Re: Using boolean value vs class from Patrick J Hayes on 2019-09-25 (semantic-web@w3.org from September 2019)

From: Patrick J Hayes <phayes@ihmc.us>
Date: Wed, 25 Sep 2019 01:23:37 -0500
To: Michael F Uschold <uschold@gmail.com>
CC: Hugh Glaser <hugh@glasers.org>, Antoine Zimmermann <antoine.zimmermann@emse.fr>, "semantic-web@w3.org" <semantic-web@w3.org>
Message-ID: <78A48345-A00B-4E43-A839-363D3CE6EA8A@ihmc.us>
Michael, I have some questions/comments, in-line below.
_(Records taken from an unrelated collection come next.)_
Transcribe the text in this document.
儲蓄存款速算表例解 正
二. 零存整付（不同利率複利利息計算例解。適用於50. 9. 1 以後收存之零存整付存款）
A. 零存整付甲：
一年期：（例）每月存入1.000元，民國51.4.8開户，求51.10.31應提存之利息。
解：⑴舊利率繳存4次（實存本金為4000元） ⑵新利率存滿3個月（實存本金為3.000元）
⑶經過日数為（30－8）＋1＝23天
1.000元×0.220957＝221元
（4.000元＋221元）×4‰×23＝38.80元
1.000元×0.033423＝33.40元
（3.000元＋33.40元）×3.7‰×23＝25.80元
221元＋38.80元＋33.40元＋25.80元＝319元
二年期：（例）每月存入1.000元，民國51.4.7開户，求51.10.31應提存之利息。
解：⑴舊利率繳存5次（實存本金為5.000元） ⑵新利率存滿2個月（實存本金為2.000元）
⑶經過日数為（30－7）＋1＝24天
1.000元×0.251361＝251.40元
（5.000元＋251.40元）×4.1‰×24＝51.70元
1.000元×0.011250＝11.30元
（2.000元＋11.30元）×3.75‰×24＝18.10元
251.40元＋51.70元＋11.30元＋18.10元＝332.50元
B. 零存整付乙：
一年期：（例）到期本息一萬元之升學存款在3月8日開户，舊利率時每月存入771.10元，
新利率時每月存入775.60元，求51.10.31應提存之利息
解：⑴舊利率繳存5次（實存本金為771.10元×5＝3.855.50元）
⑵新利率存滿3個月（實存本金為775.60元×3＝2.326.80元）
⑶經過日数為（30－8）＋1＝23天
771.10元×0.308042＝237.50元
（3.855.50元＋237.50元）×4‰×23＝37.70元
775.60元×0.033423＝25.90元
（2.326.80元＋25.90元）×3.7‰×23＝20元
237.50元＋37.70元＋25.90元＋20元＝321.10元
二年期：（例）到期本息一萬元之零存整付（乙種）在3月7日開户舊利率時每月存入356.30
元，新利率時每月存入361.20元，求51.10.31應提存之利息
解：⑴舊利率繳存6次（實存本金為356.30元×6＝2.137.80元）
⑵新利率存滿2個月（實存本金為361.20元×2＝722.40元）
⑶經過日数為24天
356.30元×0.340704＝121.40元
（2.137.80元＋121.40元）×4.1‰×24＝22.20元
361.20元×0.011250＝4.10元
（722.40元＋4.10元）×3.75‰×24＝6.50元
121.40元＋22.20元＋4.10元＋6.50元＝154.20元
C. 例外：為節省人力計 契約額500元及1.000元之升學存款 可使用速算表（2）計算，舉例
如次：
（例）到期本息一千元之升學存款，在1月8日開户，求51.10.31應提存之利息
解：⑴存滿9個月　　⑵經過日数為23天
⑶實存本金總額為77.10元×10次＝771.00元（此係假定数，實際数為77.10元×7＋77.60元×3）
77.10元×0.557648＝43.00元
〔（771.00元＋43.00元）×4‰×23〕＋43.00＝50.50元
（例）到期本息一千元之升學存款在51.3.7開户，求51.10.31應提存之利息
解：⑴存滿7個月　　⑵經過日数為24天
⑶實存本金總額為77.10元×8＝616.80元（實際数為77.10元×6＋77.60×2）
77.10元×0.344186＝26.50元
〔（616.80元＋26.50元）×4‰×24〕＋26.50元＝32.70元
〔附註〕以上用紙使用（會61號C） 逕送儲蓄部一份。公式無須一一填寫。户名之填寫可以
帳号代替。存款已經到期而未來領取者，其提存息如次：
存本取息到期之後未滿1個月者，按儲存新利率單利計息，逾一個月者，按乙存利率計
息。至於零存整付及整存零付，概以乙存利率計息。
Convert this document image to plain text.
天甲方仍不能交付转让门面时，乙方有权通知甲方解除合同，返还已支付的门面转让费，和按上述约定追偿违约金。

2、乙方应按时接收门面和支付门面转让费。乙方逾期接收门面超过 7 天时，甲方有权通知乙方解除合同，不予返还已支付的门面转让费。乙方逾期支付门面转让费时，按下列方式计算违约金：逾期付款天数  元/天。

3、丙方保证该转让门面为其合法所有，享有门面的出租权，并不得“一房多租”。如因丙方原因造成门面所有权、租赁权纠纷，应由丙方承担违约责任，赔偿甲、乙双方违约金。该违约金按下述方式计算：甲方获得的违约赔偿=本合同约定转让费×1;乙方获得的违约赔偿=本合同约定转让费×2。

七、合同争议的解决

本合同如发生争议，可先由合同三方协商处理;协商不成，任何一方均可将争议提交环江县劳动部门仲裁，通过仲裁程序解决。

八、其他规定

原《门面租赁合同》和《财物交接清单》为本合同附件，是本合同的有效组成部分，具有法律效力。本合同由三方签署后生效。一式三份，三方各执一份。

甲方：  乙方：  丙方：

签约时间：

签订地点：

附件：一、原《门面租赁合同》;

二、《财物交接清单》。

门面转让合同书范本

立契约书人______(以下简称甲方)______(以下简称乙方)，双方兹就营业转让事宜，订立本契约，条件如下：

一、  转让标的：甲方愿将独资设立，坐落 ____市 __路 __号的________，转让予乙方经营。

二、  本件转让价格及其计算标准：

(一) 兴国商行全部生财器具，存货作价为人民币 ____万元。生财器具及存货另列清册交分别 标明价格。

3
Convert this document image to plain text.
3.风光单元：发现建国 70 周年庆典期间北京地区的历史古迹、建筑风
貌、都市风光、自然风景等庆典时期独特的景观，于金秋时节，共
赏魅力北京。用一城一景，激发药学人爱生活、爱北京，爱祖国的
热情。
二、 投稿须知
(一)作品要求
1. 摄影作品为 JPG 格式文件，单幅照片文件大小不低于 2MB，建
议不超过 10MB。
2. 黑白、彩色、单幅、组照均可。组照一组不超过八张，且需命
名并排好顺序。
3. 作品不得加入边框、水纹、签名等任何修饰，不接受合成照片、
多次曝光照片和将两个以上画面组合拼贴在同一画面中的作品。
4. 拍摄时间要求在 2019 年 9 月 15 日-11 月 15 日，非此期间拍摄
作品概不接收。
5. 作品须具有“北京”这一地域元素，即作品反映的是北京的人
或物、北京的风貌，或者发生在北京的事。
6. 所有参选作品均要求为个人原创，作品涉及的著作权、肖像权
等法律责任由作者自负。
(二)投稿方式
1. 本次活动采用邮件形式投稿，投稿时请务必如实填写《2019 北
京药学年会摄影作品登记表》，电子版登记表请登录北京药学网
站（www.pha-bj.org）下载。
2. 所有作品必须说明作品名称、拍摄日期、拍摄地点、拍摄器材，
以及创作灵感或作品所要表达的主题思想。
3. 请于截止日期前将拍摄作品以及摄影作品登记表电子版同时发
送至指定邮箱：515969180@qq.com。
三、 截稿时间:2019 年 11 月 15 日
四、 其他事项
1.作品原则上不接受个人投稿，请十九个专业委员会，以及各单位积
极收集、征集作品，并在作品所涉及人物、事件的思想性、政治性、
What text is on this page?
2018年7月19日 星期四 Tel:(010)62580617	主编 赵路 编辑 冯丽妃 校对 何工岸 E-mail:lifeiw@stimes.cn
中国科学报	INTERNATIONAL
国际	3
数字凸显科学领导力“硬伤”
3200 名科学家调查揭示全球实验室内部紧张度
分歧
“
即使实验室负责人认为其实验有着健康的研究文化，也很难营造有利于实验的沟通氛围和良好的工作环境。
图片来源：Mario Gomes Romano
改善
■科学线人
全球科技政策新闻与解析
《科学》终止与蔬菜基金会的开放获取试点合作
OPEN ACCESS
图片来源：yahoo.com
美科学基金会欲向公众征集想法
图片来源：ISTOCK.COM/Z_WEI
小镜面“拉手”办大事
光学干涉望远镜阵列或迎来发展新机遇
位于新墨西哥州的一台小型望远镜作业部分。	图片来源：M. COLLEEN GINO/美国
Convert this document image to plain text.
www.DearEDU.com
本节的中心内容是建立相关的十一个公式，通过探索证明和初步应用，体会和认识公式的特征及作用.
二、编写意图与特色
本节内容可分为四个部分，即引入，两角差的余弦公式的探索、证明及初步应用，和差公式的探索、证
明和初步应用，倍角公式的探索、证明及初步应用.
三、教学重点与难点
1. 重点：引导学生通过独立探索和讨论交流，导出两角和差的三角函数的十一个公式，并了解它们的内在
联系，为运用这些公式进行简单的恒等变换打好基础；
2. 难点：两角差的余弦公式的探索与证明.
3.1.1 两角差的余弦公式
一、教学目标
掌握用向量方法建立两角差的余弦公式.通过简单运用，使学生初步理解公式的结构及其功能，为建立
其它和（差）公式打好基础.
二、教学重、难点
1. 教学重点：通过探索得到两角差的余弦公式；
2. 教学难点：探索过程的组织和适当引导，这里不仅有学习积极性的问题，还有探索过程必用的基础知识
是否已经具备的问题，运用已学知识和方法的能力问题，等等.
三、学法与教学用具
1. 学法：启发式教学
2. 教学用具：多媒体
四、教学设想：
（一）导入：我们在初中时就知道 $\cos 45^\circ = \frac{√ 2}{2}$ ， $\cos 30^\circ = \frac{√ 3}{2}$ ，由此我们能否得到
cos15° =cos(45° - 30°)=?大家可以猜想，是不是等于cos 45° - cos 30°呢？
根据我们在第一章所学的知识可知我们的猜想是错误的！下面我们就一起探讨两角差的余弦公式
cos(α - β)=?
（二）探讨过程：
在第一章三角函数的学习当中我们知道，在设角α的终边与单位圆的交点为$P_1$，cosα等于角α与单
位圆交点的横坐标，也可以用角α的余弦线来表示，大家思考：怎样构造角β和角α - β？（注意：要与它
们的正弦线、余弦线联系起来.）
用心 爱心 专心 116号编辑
> On Sep 25, 2019, at 12:11 AM, Michael F Uschold <uschold@gmail.com> wrote:
> 
> This is an important discussion, as this modeling question arises all the time.
> 
> I agree that Boolean data properties are not a great option. This is explained in this blog:  Why Not to Use Boolean Datatypes in Taxonomies <https://www.semanticarts.com/why-not-to-use-boolean-datatypes-in-taxonomies/> by Dave McComb.
> 
> OWL inference may be a red herring here.  You may not be running OWL inference over a large ABox of documents?  More likely, you are just going to run inference on the TBox and then load triples into a triple store and use whatever reasoning is provided by that vendor (highly variable, and certainly not OWL2-DL). 
> 
> Creating a class called Deprecated will work, but may not be the best solution. First, it goes against common practice for naming a class. Common names for classes include “Person” and “Document”. An instance of the first class is a person. An instance of the second class is a document. However an instance of your proposed class is not a ‘deprecated’. Rather it is a deprecated thing.  If you named the class DeprecatedThing, the naming convention would be respected. However, that’s not a very satisfying class.  The reason points to more fundamental issue, aside from naming. 
> 
> The main purpose of an OWL class is to represent a set of things that are all the same kind (person, document). 
> 
Really? Where do you get this from? I don’t see anything in any OWL spec which implies this. OWL classes are just sets of things, and you can make a set for any purpose. 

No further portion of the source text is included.